Polar or apolar--the role of polarity for urea-induced protein denaturation

Abstract

Urea-induced protein denaturation is widely used to study protein folding and stability; however, the molecular mechanism and driving forces of this process are not yet fully understood. In particular, it is unclear whether either hydrophobic or polar interactions between urea molecules and residues at the protein surface drive denaturation. To address this question, here, many molecular dynamics simulations totalling ca. 7 micros of the CI2 protein in aqueous solution served to perform a computational thought experiment, in which we varied the polarity of urea. For apolar driving forces, hypopolar urea should show increased denaturation power; for polar driving forces, hyperpolar urea should be the stronger denaturant. Indeed, protein unfolding was observed in all simulations with decreased urea polarity. Hyperpolar urea, in contrast, turned out to stabilize the native state. Moreover, the differential interaction preferences between urea and the 20 amino acids turned out to be enhanced for hypopolar urea and suppressed (or even inverted) for hyperpolar urea. These results strongly suggest that apolar urea-protein interactions, and not polar interactions, are the dominant driving force for denaturation. Further, the observed interactions provide a detailed picture of the underlying molecular driving forces. Our simulations finally allowed characterization of CI2 unfolding pathways. Unfolding proceeds sequentially with alternating loss of secondary or tertiary structure. After the transition state, unfolding pathways show large structural heterogeneity.

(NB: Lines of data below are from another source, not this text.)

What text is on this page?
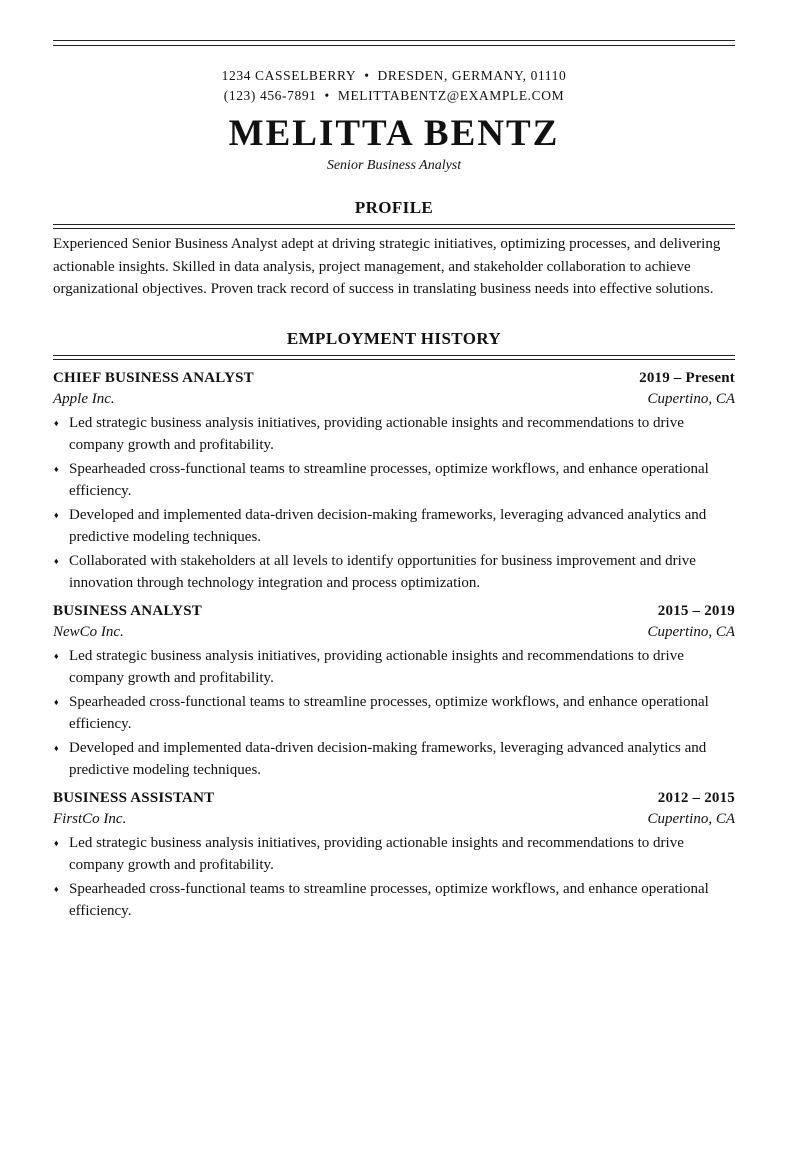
1234 CASSELBERRY • DRESDEN, GERMANY, 01110
(123) 456-7891 • MELITTABENTZ@EXAMPLE.COM
MELITTA BENTZ
Senior Business Analyst
PROFILE
Experienced Senior Business Analyst adept at driving strategic initiatives, optimizing processes, and delivering actionable insights. Skilled in data analysis, project management, and stakeholder collaboration to achieve organizational objectives. Proven track record of success in translating business needs into effective solutions.
EMPLOYMENT HISTORY
CHIEF BUSINESS ANALYST	2019 – Present
Apple Inc.	Cupertino, CA
♦ Led strategic business analysis initiatives, providing actionable insights and recommendations to drive company growth and profitability.
♦ Spearheaded cross-functional teams to streamline processes, optimize workflows, and enhance operational efficiency.
♦ Developed and implemented data-driven decision-making frameworks, leveraging advanced analytics and predictive modeling techniques.
♦ Collaborated with stakeholders at all levels to identify opportunities for business improvement and drive innovation through technology integration and process optimization.
BUSINESS ANALYST	2015 – 2019
NewCo Inc.	Cupertino, CA
♦ Led strategic business analysis initiatives, providing actionable insights and recommendations to drive company growth and profitability.
♦ Spearheaded cross-functional teams to streamline processes, optimize workflows, and enhance operational efficiency.
♦ Developed and implemented data-driven decision-making frameworks, leveraging advanced analytics and predictive modeling techniques.
BUSINESS ASSISTANT	2012 – 2015
FirstCo Inc.	Cupertino, CA
♦ Led strategic business analysis initiatives, providing actionable insights and recommendations to drive company growth and profitability.
♦ Spearheaded cross-functional teams to streamline processes, optimize workflows, and enhance operational efficiency.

Figure 1. CI2 in native conformation.

(A) C_α-RMSD. (B) SAS for the two simulations in water (blue) and the 3 simulations in aqueous urea with regular charges (green). The solid bold lines show traces smoothed by a running average over 500 ps; dim lines show raw data.

Figure 2. Interaction coefficient C_UW for all amino acids types in the CI2 protein, as well as the backbone average (“bb”).

The four panels show C_UW for the different urea partial charge scalings (A: 50%, B: 75%, C: 100%, D: 150%). The color characterizes the amino acids. Red: charged, yellow: polar, gray: aliphatic, blue: aromatic, green: apolar. For better comparability, all C_UW are sorted according to C_UW in urea_50%.

Figure 3. Solvent accessible surface area of the protein in all simulations.

Blue: water, orange: urea_50%, magenta: urea_75%, green: urea_100%, black: urea_150%. The lines show traces smoothed by a running average over 500 ps. The histogram in the right panel shows the frequency of the respective SAS.

Figure 4. Unfolding pathways of the CI2 for the simulations in urea_75%, displayed as native secondary structure content versus native contact content.

The numbers next to the protein structures denote the respective time of the snapshot in ns.

Figure 5. Per-residue C_α-RMSD in the initial unfolding phases.

Blue corresponds to low, red to high RMSD. The numbers on the left denote the start and end times of the respective displayed trajectory segment in ns. Top row: root-mean-square-fluctuations per residue in the native state. In the one-letter sequence code below, red marks the α-helix and blue β-strands.

Figure 6. Ramachandran plots for (A) CI2 in urea_100% (folded state), (B) CI2 in urea_75% (unfolded state).

The white circles show the areas which have been used for the calculation of populations densitites, which are shown in the lower panel for antiparallel β-sheet (“apβ”), PP2 or parallel β-sheet (“pp2/pβ”), and helical (α) configurations.